The AI in Mary's room


In the Mary's room thought experiment, Mary is a brilliant scientist in a black-and-white room who has never seen any colour. She can investigate the outside world through a black-and-white television, and has piles of textbooks on physics, optics, the eye, and the brain (and everything else of relevance to her condition). Through this she knows everything intellectually there is to know about colours and how humans react to them, but she hasn't seen any colours at all.

After that, when she steps out of the room and sees red (or blue), does she learn anything? It seems that she does. Even if she doesn't technically learn something, she experiences things she hadn't ever before, and her brain certainly changes in new ways.

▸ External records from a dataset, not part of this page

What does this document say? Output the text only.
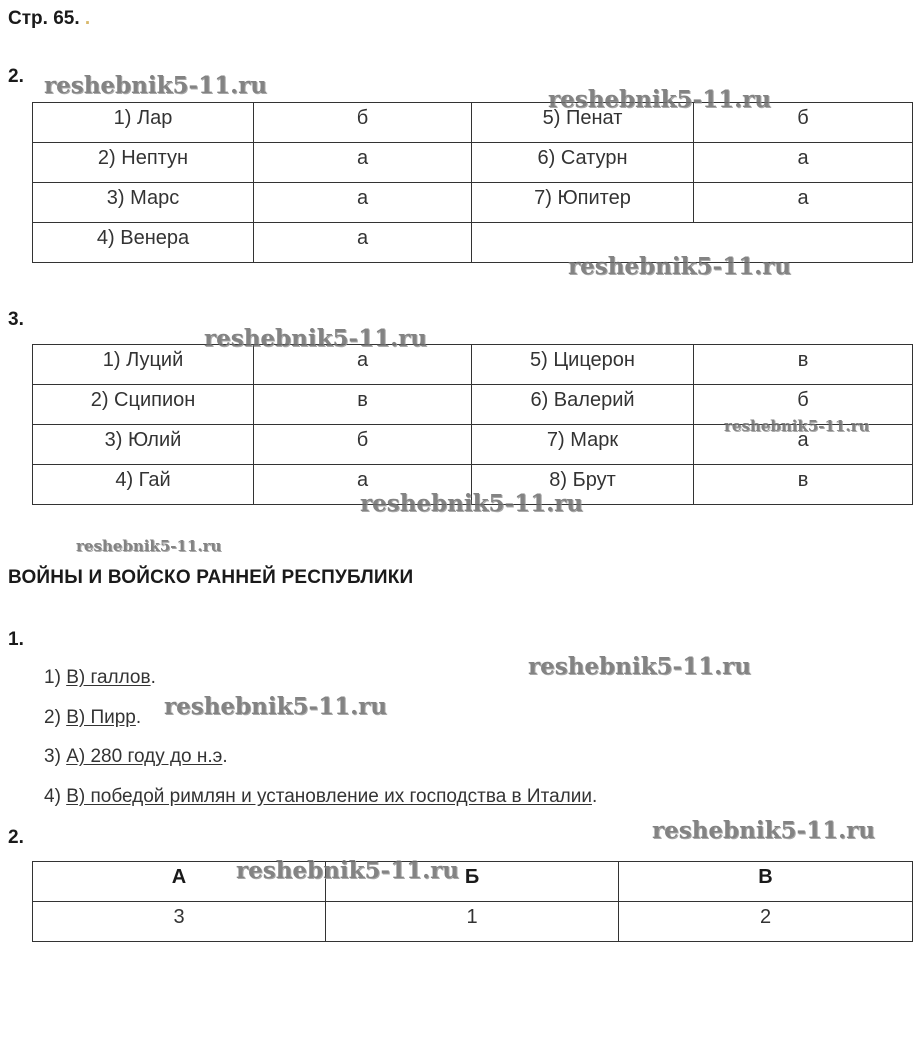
Стр. 65. .
2.
1) Лар	б	5) Пенат	б
2) Нептун	а	6) Сатурн	а
3) Марс	а	7) Юпитер	а
4) Венера	а		
3.
1) Луций	а	5) Цицерон	в
2) Сципион	в	6) Валерий	б
3) Юлий	б	7) Марк	а
4) Гай	а	8) Брут	в
ВОЙНЫ И ВОЙСКО РАННЕЙ РЕСПУБЛИКИ
1.
1) В) галлов.
2) В) Пирр.
3) А) 280 году до н.э.
4) В) победой римлян и установление их господства в Италии.
2.
А	Б	В
3	1	2
reshebnik5-11.ru
reshebnik5-11.ru
reshebnik5-11.ru
reshebnik5-11.ru
reshebnik5-11.ru
reshebnik5-11.ru
reshebnik5-11.ru
reshebnik5-11.ru
reshebnik5-11.ru
reshebnik5-11.ru
reshebnik5-11.ru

The argument was intended as a defence of qualia against certain forms of materialism. It's interesting, and I don't intent to solve it fully here. But just like I extended Searle's Chinese room argument from the perspective of an AI, it seems this argument can also be considered from an AI's perspective.

Consider a RL agent with a reward channel, but which currently receives nothing from that channel. The agent can know everything there is to know about itself and the world. It can know about all sorts of other RL agents, and their reward channels. It can observe them getting their own rewards. Maybe it could even interrupt or increase their rewards. But, all this knowledge will not get it any reward. As long as its own channel doesn't send it the signal, knowledge of other agents rewards - even of identical agents getting rewards - does not give this agent any reward. Ceci n'est pas une récompense.

This seems to mirror Mary's situation quite well - knowing everything about the world is no substitute from actually getting the reward/seeing red. Now, a RL's agent reward seems closer to pleasure than qualia - this would correspond to a Mary brought up in a puritanical, pleasure-hating environment.

Closer to the original experiment, we could imagine the AI is programmed to enter into certain specific subroutines, when presented with certain stimuli. The only way for the AI to start these subroutines, is if the stimuli is presented to them. Then, upon seeing red, the AI enters a completely new mental state, with new subroutines. The AI could know everything about its programming, and about the stimulus, and, intellectually, what would change about itself if it saw red. But until it did, it would not enter that mental state.

If we use ⬜ to (informally) denote "knowing all about", then ⬜(X→Y) does not imply Y. Here X and Y could be "seeing red" and "the mental experience of seeing red". I could have simplified that by saying that ⬜Y does not imply Y. Knowing about a mental state, even perfectly, does not put you in that mental state.

This closely resembles the original Mary's room experiment. And it seems that if anyone insists that certain features are necessary to the intuition behind Mary's room, then these features could be added to this model as well.

Mary's room is fascinating, but it doesn't seem to be talking about humans exclusively, or even about conscious entities.